Re: Union of Multiple Branches

Posted by BRM <bm...@yahoo.com>.
----- Original Message ----

> I understand this is not common workflow, but I'd like to know if there is a 
> simple way to accomplish this goal before I start scripting a solution.
> 
> Some background: one of the requirements for my organization moving to 
> subversion was the ability to create tags/branches that contain a subset of 
> files on the trunk.  We accomplish this by creating the tag/branch, and svn 
> rm'ing any files that aren't required until we've arrived at the desired 
> fileset.  We work with very large files and need to use subsets of files to 
> avoid lots of disk usage/network traffic.

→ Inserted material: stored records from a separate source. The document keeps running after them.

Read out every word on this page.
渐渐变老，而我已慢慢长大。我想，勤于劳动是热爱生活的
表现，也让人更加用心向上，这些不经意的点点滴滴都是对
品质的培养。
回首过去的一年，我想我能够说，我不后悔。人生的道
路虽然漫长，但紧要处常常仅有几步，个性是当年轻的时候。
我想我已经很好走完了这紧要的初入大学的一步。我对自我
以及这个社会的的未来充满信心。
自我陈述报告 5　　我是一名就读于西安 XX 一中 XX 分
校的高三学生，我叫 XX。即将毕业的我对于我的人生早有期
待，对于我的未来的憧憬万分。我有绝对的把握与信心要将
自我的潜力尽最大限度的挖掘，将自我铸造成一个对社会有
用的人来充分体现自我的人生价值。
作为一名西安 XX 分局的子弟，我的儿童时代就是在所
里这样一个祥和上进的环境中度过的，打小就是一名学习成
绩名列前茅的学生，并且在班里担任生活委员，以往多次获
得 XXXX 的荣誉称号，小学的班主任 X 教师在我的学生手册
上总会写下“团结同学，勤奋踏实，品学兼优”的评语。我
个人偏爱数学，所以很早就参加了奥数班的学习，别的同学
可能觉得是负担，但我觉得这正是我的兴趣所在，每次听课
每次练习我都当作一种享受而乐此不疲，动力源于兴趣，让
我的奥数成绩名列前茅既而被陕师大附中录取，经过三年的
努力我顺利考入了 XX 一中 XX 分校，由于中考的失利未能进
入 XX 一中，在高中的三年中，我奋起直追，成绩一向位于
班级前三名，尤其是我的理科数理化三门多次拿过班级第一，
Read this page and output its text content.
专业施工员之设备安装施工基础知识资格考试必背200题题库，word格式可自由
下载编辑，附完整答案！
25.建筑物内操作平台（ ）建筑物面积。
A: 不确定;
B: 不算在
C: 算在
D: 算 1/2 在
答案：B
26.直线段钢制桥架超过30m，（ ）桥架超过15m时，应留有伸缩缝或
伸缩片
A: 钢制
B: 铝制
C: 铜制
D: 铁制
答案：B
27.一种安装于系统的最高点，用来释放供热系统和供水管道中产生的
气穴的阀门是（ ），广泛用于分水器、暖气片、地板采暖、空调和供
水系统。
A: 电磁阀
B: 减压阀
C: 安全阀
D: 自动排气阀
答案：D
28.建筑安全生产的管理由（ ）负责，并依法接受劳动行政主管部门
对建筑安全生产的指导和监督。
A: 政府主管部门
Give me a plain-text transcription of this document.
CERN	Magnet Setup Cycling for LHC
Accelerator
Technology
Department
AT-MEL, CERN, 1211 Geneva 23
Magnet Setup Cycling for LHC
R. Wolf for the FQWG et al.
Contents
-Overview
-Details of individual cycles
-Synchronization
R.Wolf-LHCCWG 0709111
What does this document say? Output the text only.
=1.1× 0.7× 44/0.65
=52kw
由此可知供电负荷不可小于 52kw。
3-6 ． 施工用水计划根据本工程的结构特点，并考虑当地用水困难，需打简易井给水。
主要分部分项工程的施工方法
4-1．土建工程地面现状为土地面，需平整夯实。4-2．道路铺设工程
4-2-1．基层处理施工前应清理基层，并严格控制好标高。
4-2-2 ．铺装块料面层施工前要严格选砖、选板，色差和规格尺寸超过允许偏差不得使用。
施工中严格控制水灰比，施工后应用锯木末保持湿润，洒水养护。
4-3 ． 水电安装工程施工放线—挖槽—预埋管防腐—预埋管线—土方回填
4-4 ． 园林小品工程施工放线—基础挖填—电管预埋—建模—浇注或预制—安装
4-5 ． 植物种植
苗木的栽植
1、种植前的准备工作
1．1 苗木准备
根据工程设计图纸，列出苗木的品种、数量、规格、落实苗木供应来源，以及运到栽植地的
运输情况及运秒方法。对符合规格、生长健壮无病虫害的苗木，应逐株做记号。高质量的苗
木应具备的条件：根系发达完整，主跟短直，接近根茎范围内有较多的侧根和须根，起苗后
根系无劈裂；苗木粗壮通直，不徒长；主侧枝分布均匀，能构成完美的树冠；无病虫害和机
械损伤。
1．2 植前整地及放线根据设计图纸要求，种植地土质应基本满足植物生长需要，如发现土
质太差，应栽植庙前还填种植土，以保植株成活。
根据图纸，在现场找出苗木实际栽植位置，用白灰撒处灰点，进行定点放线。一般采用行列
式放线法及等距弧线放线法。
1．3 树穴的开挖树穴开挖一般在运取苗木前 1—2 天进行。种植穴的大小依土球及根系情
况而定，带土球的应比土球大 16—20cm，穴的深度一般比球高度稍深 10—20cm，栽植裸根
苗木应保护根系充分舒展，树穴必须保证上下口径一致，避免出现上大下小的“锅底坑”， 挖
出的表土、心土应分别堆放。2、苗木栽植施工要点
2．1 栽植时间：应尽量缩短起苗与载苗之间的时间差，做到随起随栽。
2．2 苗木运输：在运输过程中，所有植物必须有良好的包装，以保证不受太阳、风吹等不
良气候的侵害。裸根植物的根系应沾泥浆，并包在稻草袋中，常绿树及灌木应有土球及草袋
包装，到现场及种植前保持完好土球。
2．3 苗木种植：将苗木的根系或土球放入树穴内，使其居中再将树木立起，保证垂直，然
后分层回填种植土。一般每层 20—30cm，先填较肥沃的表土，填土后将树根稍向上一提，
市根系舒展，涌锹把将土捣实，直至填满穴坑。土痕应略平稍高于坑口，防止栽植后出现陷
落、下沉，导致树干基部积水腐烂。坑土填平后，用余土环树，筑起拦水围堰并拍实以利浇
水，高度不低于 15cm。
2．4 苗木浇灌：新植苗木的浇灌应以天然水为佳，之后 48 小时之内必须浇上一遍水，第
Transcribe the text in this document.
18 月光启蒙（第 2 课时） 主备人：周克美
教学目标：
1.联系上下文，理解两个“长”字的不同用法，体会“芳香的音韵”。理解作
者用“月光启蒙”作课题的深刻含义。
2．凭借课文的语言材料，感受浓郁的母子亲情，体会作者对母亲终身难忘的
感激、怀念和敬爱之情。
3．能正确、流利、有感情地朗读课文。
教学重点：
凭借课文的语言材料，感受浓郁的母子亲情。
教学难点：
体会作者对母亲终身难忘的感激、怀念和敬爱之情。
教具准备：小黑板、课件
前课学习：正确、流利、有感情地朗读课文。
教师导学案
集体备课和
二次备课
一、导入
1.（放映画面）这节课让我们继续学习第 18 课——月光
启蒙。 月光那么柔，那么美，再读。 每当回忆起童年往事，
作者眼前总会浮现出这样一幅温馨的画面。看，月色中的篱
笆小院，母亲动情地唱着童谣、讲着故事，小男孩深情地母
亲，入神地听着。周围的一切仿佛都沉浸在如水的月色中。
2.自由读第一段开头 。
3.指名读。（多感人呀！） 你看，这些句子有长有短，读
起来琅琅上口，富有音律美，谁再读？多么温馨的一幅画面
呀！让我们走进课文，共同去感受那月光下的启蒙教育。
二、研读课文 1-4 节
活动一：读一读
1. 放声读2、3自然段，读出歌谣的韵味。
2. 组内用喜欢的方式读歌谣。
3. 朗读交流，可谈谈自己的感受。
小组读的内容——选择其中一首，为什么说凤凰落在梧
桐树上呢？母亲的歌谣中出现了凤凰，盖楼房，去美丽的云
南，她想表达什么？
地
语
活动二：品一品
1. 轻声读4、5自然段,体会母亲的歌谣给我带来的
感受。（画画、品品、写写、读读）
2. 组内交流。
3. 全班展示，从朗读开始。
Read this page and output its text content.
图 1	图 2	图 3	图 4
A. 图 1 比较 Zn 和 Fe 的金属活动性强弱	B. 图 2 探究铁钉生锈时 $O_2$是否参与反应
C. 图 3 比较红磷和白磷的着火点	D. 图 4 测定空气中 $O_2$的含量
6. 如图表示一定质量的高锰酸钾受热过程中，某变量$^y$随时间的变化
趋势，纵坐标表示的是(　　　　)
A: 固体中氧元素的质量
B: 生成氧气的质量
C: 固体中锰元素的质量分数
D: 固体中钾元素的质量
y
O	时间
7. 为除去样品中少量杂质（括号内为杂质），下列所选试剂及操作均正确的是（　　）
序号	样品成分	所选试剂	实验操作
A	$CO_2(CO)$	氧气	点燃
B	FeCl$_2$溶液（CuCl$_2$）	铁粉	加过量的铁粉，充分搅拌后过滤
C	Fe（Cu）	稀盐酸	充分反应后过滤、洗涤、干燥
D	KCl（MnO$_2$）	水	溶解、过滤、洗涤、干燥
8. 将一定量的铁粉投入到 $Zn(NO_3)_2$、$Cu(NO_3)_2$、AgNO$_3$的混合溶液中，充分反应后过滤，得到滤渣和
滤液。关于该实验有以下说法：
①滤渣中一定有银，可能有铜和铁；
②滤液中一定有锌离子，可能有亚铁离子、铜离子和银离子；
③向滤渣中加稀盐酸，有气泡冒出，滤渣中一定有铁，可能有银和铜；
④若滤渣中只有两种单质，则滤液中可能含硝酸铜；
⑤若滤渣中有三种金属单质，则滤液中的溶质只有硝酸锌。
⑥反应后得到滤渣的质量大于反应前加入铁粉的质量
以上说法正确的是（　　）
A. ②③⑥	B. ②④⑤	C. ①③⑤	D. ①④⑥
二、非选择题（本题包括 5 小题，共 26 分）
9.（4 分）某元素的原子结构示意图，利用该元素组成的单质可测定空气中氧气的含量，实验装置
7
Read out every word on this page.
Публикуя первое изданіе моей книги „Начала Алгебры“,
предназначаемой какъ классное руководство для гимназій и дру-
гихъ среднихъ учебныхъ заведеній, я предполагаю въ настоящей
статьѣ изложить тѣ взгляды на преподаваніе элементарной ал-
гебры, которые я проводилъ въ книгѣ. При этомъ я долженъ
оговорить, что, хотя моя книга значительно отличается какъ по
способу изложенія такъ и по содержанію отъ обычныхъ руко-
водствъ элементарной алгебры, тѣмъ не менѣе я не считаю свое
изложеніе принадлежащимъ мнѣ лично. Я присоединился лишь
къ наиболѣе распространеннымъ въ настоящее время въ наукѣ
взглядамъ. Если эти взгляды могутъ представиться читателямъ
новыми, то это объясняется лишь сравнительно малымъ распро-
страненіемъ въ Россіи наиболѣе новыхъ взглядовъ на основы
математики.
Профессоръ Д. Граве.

That is quite an unusual work flow. And with the efficiency of SVN, you're really probably just saving the disk space - may be.
Network traffic would mostly occur during initial checks; the rest (namely updates) is pretty efficient.
 
> Some users have asked if it is possible to check out multiple tags into the same 
> workspace.  That is, if we have tag a and tag b with files independent of one 
> another but common directories, is it possible to check out a workspace that is 
> an amalgamation of tag a and tag b.  Merge doesn't get me what I need because 
> the merge replays all of the file deletes that were used to generate a subset 
> tag.
> 
> So my question is: is there a way to get two branches/tags to live in the same 
> workspace?

Your best way to accomplish this is to create another branch (e.g. UNION_A_B) and then use svn:externals to map the two you want to bring together into sub-folders.
SVN cannot (at least to my knowledge) operate on individual files within a folder in this manner.

So basically:

branch/A
branch/B
branch/UNION_A_B
branch/UNION_A_B/A -> branch/A
branch/UNION_A_B/B -> branch/B

this will result in any updates to branch/A being seen on update in either location. Likewise with branch/B.
The user only needs to check out branch/UNION_A_B to get both.
Additionally, since you are using the svn:externals property, branch/UNION_A_B/A and branch/UNION_A_B/B don't really exist in the repository, but are stored as properties (e.g. absolute minimal storage) that tell the SVN client to checkout those as sub-directories of branch/UNION_A_B - so disk space and network traffic are both minimized as well.